Docker design: exchange data between containers or put multiple processes in one container? - docker

In a current project I have to perform the following tasks (among others):
capture video frames from five IP cameras and stitch a panorama
run machine learning based object detection on the panorama
stream the panorama so it can be displayed in a UI
Currently, the stitching and the streaming runs in one docker container, and the object detection runs in another, reading the panorama stream as input.
Since I need to increase the input resolution for the the object detector while maintaining the stream resolution for the UI, I have to look for alternative ways of getting the stitched (full resolution) panorama (~10 MB per frame) from the stitcher container to the detector container.
My thoughts regarding potential solutions:
shared volume. Potential downside: One extra write and read per frame might be too slow?
Using a message queue or e.g. redis. Potential downside: yet another component in the architecture.
merging the two containers. Potential downside(s): Not only does it not feel right, but the two containers have completely different base images and dependencies. Plus I'd have to worry about parallelization.
Since I'm not the sharpest knife in the docker drawer, what I'm asking for are tips, experiences and best practices regarding fast data exchange between docker containers.

Usually most communication between Docker containers is over network sockets. This is fine when you're talking to something like a relational database or an HTTP server. It sounds like your application is a little more about sharing files, though, and that's something Docker is a little less good at.
If you only want one copy of each component, or are still actively developing the pipeline: I'd probably not use Docker for this. Since each container has an isolated filesystem and its own user ID space, sharing files can be unexpectedly tricky (every container must agree on numeric user IDs). But if you just run everything on the host, as the same user, pointing at the same directory, this isn't a problem.
If you're trying to scale this in production: I'd add some sort of shared filesystem and a message queueing system like RabbitMQ. For local work this could be a Docker named volume or bind-mounted host directory; cloud storage like Amazon S3 will work fine too.
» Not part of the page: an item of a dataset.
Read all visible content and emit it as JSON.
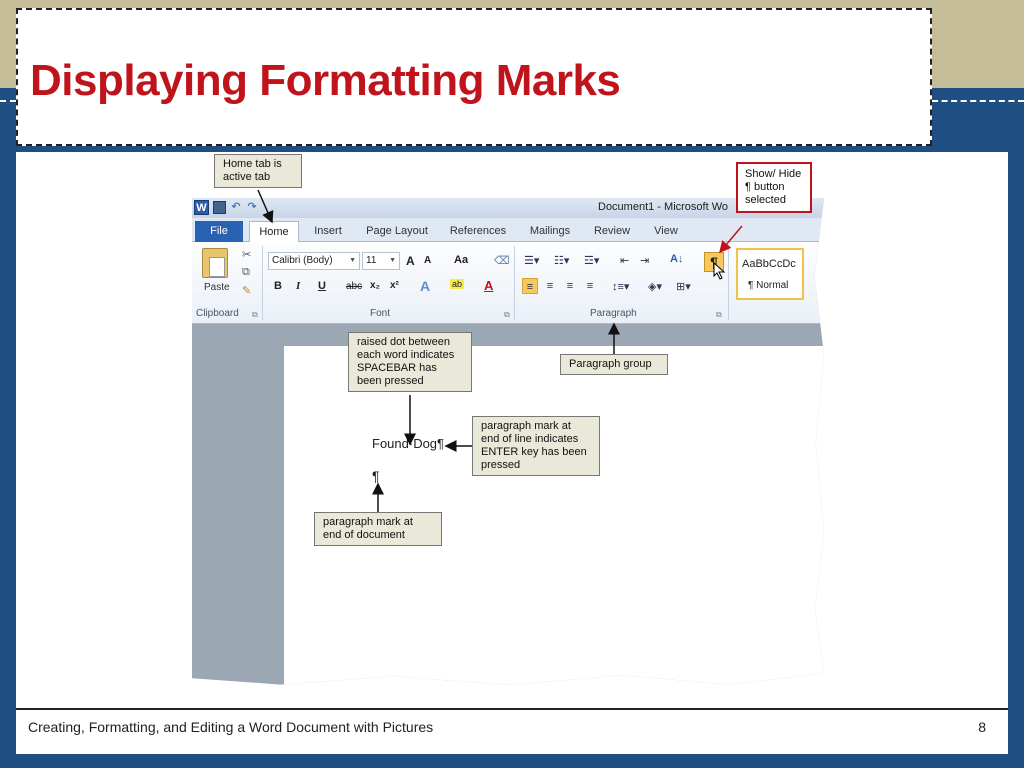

The setup is like this:
Each component knows about the shared storage and connects to RabbitMQ, but is unaware of the other components.
Each component reads a message from a RabbitMQ queue that names a file to process.
The component reads the file and does its work.
When it finishes, the component writes the result file back to the shared storage, and writes its location to a RabbitMQ exchange.
In this setup each component is totally stateless. If you discover that, for example, the machine-learning component of this is slowest, you can run duplicate copies of it. If something breaks, RabbitMQ will remember that a given message hasn't been fully processed (acknowledged); and again because of the isolation you can run that specific component locally to reproduce and fix the issue.
This model also translates well to larger-scale Docker-based cluster-computing systems like Kubernetes.
Running this locally, I would absolutely keep separate concerns in separate containers (especially if individual image-processing and ML tasks are expensive). The setup I propose needs both a message queue (to keep track of the work) and a shared filesystem (because message queues tend to not be optimized for 10+ MB individual messages). You get a choice between Docker named volumes and host bind-mounts as readily available shared storage. Bind mounts are easier to inspect and administer, but on some platforms are legendarily slow. Named volumes I think are reasonably fast, but you can only access them from Docker containers, which means needing to launch more containers to do basic things like backup and pruning.

Alright, Let's unpack this:
IMHO Shared Volume works just fine, but gets way too messy over time. Especially if you're handling Stateful services.
MQ: This seems like a best option in my opinion. Yes, it's another component in your architecture, but it makes sense to have it rather than maintaining messy shared Volumes or handling massive container images (if you manage to combine 2 container images)
Yes, You could potentially do this, but not a good idea. Considering your use case, I'm going to go ahead and make an assumption that you have a massive list of dependencies which could potentially lead to a conflict. Also, lot of dependencies = larger image = Larger attack surface - which from a security perspective is not a good thing.
If you really want to run multiple processes in one container, it's possible. There are multiple ways to achieve that, however I prefer supervisord.
https://docs.docker.com/config/containers/multi-service_container/

Related

Why might an image run differently in Kubernetes than in Docker?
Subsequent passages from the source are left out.